Dan posted these pages demonstrating that mayo clinic is only 88 percent accurate. Anyone can help interpret these pages?@biobook?
I really don't know anything about this yet, but I'm willing to try to figure it out. I'm not sure what you're asking, so I'll answer one question that I see above, and if you have others, let me know and I'll try to look into that tomorrow. But if someone really understands it, please chime in.
What does the number on the positive antibody test mean? From what I can understand, it should be considered meaningless.
The EDI IgG says "This kit is intended for the
qualitative detection of human anti-COVID-19 antibody..." and the Mayo test says "This test provides
qualitative detection of serum IgG-class antibodies against severe acute respiratory syndrome coronavirus 2 (SARS-CoV-2)"
https://www.mayocliniclabs.com/test-catalog/Overview/609035Qualitative, not quantitative. Although the test spits out a number, it should only be understood as a yes/no answer. Like a pregnancy test, where the line turns blue if you're pregnant. The intensity of the blue color may differ in different cases, but darker blue doesn't mean that you're further along in pregnancy, or that you have twins instead of a singleton. It just means Yes! Mazel tov!

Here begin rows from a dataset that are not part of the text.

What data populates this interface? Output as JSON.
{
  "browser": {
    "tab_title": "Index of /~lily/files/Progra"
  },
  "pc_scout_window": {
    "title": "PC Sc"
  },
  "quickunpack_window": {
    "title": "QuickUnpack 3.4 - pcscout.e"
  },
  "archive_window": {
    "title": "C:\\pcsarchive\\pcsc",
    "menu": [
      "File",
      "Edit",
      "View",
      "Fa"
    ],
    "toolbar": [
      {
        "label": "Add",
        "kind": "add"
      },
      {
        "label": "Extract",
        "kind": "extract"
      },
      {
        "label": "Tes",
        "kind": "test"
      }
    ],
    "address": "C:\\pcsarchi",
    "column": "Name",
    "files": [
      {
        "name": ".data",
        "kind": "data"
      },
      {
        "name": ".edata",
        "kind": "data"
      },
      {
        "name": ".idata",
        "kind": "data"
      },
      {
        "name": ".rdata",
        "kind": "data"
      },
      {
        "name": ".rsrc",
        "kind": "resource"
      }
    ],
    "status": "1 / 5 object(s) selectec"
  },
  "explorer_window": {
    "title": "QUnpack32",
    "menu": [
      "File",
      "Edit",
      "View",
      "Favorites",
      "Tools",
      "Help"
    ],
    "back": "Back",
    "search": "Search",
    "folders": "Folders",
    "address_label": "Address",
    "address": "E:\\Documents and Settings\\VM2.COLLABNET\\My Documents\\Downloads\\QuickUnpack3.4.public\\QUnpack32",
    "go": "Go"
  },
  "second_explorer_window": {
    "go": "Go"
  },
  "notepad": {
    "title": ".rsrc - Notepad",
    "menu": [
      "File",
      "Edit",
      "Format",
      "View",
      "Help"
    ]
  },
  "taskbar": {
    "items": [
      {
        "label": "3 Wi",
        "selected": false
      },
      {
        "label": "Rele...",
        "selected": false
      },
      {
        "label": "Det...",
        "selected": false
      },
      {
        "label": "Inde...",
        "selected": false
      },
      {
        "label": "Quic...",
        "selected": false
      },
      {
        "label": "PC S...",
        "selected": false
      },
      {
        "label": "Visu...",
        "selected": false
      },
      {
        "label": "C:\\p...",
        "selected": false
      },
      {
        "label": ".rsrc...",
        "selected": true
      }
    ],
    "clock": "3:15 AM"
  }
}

So you're wondering (as am I) why there's a number in the first place? I think that the test really is meant to measure the quantitative amount of antibody present, but for whatever reason, they don't think it's giving a reliable result. It may have to do with the test procedure (maybe the number changes if it sits around a few minutes longer before it's read) or it might have to do with the antibodies in the blood (perhaps the amount naturally varies over the course of the day). (I'm making these up.) I'm sure that they're working on developing a reliable quantitative test, but for now, they seem to be saying to just consider the result positive, and ignore the number. Or some tests may not even give you a number, and just say Positive.